Insert the steam wand into the milk, just below the surface.
Keeping the tip of the wand near the side of the pitcher, create a vortex in the milk.
Move the pitcher so the steam wand is higher, lower, closer to the edge or further from the edge in order to incorporate air into the milk and break up larger bubbles. The bubbles should get progressively smaller.
Once the mixture has increased in size substantially (about double the volume for a cappuccino or 1 1/2 times the volume for a latte), remove the wand from the pitcher.
The texture of the milk should be smooth (not pixelated) and similar in appearance to melted ice cream.
Immediately pour the foamed milk into your espresso or other drink, leaving some in the pitcher. Create latte art while you pour if desired.
- If there are a few large bubbles remaining on the surface of the frothed milk, tap the pitcher firmly against a countertop or similar surface, then swirl the milk around the pitcher. This trick generally removes larger bubbles.
- The longer you wait to pour the milk, the more the texture of the milk begins to break down. Leaving some milk in the pitcher ensures that you are pouring only foam and no un-texturized milk.
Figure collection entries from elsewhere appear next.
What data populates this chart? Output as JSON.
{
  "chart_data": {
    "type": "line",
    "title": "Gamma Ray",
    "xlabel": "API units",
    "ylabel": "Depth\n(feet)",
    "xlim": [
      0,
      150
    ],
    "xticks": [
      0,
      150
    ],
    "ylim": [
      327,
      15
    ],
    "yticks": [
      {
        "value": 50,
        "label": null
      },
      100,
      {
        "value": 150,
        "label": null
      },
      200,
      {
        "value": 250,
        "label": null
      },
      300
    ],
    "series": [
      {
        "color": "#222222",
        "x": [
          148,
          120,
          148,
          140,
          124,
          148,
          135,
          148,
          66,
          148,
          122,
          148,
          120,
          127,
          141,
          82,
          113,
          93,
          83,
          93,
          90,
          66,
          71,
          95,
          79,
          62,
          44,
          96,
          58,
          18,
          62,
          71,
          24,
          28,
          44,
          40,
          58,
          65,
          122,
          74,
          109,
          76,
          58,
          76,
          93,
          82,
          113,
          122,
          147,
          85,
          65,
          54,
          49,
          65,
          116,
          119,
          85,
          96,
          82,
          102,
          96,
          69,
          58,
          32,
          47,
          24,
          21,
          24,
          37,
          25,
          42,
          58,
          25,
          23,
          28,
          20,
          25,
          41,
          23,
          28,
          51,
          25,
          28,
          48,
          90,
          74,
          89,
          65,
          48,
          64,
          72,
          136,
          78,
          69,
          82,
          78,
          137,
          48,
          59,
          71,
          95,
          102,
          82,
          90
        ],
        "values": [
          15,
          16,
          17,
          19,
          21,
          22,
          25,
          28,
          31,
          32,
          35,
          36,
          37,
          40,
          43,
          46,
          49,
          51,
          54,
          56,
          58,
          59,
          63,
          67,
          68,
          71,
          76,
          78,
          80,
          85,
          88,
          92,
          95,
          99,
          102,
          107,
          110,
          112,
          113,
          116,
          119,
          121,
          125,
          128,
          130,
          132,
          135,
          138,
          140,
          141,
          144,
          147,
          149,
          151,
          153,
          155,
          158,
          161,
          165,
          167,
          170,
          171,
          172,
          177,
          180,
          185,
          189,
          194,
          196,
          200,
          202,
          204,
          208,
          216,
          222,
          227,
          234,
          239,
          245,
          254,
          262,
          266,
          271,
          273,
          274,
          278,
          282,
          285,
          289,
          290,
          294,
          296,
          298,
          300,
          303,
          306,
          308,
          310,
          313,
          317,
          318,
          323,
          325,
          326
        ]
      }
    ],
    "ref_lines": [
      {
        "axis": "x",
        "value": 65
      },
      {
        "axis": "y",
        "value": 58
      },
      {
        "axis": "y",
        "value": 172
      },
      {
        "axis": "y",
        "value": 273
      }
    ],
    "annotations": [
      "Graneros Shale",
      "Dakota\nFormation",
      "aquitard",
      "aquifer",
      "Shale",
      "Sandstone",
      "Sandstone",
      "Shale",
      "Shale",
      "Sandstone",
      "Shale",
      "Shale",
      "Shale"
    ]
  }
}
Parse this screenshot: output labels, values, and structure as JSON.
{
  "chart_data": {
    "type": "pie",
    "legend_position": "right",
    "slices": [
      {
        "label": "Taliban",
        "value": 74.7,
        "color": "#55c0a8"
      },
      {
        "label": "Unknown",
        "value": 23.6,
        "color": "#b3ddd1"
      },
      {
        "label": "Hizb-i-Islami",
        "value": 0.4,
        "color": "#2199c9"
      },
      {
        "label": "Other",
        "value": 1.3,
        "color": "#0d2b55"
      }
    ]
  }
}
- Clean your steam wand after every use as it is a convenient place for bacteria to grow (especially from milk). To do so, fill the frothing pitcher with water and run the steam wand as if you were frothing milk. Run a second batch of clean water to ensure you get it nice and clean.
- If you do not have an espresso machine or yours does not have a steam wand, you can foam milk on the stovetop. To do so, pour your milk into a small saucepan, gently add heat, and whisk hard, fast, and constantly until the milk foams. Be careful not to scorch or scald the milk.